Another business aspect that could be affected by lower used vehicle prices is the ability to take a customer out of a lease or loan and into a new vehicle. “The dealer approaches them only 18 months or so into their loan, and offers to pull them out and put them into a brand-new vehicle for the same or less, because the truck is commanding such a high value in the U.S. that they can export it and make the money,” he says. “That opportunity may be going away in the future.”

The X-Factor

There’s also another scenario that is still up in the air, but could potentially play a major role in vehicle prices if it does come to fruition: the Trump Administration’s proposal to renegotiate the North American Free Trade Agreement.

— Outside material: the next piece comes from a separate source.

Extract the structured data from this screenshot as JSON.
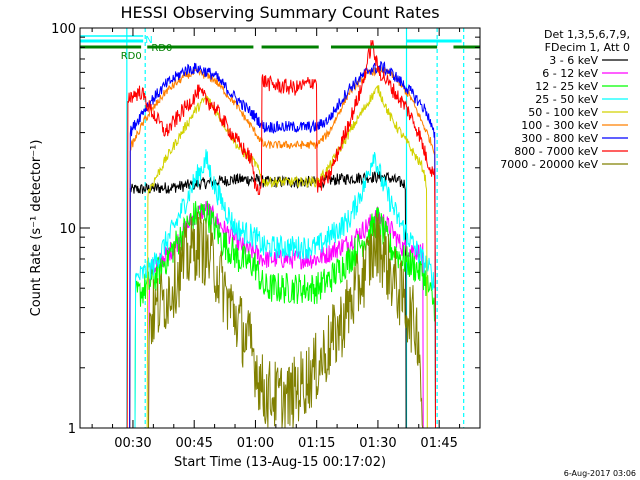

“Any restriction put on, that will affect the movement of used vehicles across the border, could have an immediate effect on vehicle prices here,” Murphy says. “We call it the ‘X-factor,’ because it’s the one big unknown. We hope it isn’t the case, because it’s not beneficial for anybody involved. If the U.S. government decides to put a tariff on all vehicles, we wouldn’t be able to export to the States, and we’d see vehicles piling up. We don’t know if (renegotiation) is a probable outcome, but if that does occur, we’d see a sharp correction, rather than the gentle one we expect to see over the next three years.”

Right now, the ability to ship used vehicles across the border is helping Canadian dealers, because arbitrage profits can still be considerable. Murphy cites an example he looked up of a late-model, well-optioned pickup truck with low kilometres. Between the wholesale and retail price, he determined that a U.S. dealer could expect to make “just a little shy” of $20,000 profit on it.

“That’s still going on, and that’s helping to keep Canadian prices strong,” he says.

But while Canadian dealers may be helpless when it comes to currency exchanges or any proposed government tariffs, customer service will be first and foremost when prices start to fall.

“You can’t pull them out of leases early, but high customer satisfaction can help to bring them back,” Murphy says.